On most days, you can find Joe Hall working hard behind his desk or on the service room floor as the longtime owner of Silver Star Service Center on South River Road in Edgewater.
But on one snowy day last week, Hall was sitting in a classroom, surrounded by 15 college students young enough to be his sons or daughters. Along with several other local businesspersons, Hall was at Anne Arundel Community College at the invitation of professor Bill Yuan. Yuan had invited Hall to campus to serve as a judge in a business class competition among several groups of students.
While Hall and his daughter — Tag & Title Service of Maryland owner Beth Hall – listened intently and took copious notes, teams of students shared what they learned about a variety of companies and organizations, including Food Lion, Target, Fort Meade, and Under Armour. As each of the two-member student teams finished their presentations, the Halls and other judges asked questions designed to see how much the students had learned in their research.

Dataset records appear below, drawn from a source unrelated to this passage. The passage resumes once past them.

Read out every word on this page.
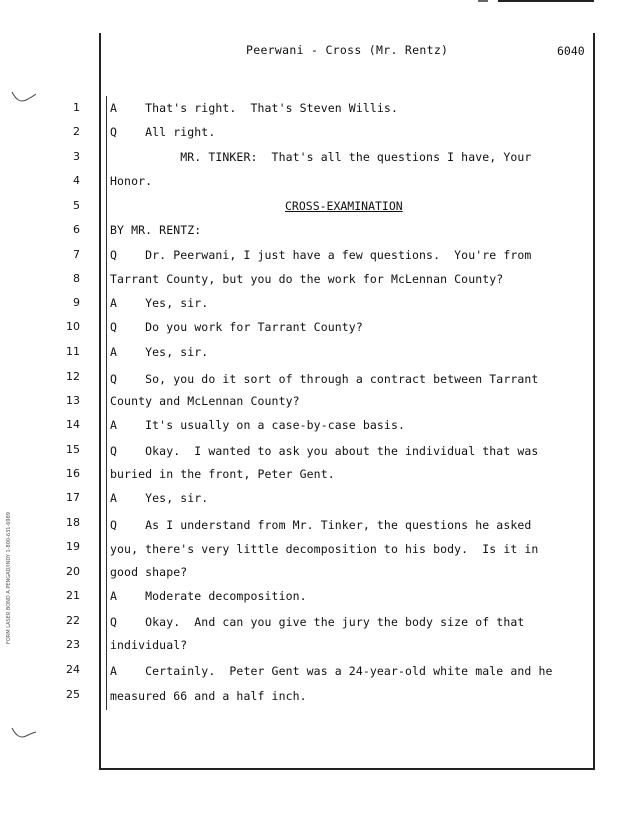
FORM LASER BOND A PENGAD/INDY 1-800-631-6989
Peerwani - Cross (Mr. Rentz)	6040
1	A    That's right.  That's Steven Willis.
2	Q    All right.
3	MR. TINKER:  That's all the questions I have, Your
4	Honor.
5	CROSS-EXAMINATION
6	BY MR. RENTZ:
7	Q    Dr. Peerwani, I just have a few questions.  You're from
8	Tarrant County, but you do the work for McLennan County?
9	A    Yes, sir.
10	Q    Do you work for Tarrant County?
11	A    Yes, sir.
12	Q    So, you do it sort of through a contract between Tarrant
13	County and McLennan County?
14	A    It's usually on a case-by-case basis.
15	Q    Okay.  I wanted to ask you about the individual that was
16	buried in the front, Peter Gent.
17	A    Yes, sir.
18	Q    As I understand from Mr. Tinker, the questions he asked
19	you, there's very little decomposition to his body.  Is it in
20	good shape?
21	A    Moderate decomposition.
22	Q    Okay.  And can you give the jury the body size of that
23	individual?
24	A    Certainly.  Peter Gent was a 24-year-old white male and he
25	measured 66 and a half inch.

Later, as the morning portion of the presentations concluded, Yuan asked Joe Hall to share what he has learned during his three decades as a business owner.
“I started from nowhere more than 30 years ago,” Hall recalled. “I worked extremely hard to get the business to where it is today. What I learned along the way is that it’s more than just a business. It’s become a second family to me. The people who work with me depend on this business for their livelihoods and to support their families.

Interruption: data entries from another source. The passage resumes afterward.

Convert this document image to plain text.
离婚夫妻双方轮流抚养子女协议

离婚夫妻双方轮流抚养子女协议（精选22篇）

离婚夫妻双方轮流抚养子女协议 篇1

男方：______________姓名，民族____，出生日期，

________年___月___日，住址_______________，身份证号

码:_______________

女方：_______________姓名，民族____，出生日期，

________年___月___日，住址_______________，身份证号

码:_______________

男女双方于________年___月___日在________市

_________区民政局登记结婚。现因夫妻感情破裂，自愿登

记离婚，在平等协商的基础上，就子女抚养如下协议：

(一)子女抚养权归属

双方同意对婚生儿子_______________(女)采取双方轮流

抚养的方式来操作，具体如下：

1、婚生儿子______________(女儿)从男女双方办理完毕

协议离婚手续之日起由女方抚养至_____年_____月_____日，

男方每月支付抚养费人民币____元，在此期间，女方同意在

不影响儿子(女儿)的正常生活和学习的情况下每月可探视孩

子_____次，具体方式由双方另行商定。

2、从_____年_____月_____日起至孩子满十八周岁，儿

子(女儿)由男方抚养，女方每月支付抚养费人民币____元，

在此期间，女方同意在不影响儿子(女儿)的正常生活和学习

“Through the years I learned it wasn’t just about me anymore,” he added. “It was about everyone who works with me and their families. I would tell the students here today to be sure to remember that if or when they have their own companies. It’s one of the most important lessons I learned as a small business owner.”
The purpose of Professor Yuan’s business competition project was two-fold: for students to investigate some of the largest employers in Anne Arundel County, and to give them experience in preparing and delivering a business presentation.
“In the business world, you will be expected to communicate your activities and projects through individual or group presentations,” Yuan told the students. “Many of you will graduate and obtain employment in the public and private sectors. Eventually several of you will start our own businesses in the county. This activity brings together the many aspects of business, while focusing on the larger private sector employers.”
Joe Hall said that despite the students’ youth and lack of real-life business experience, their presentations were impressive.
“The students overall showed a great deal of enthusiasm in presenting the research and arguments for their various companies value to the marketplace,” Hall noted. “It is gratifying to see they were appreciative and very receptive to the suggestions of myself and my fellow judges.
“It was obvious that the student partners had worked hard to create a credible presentation,” he added.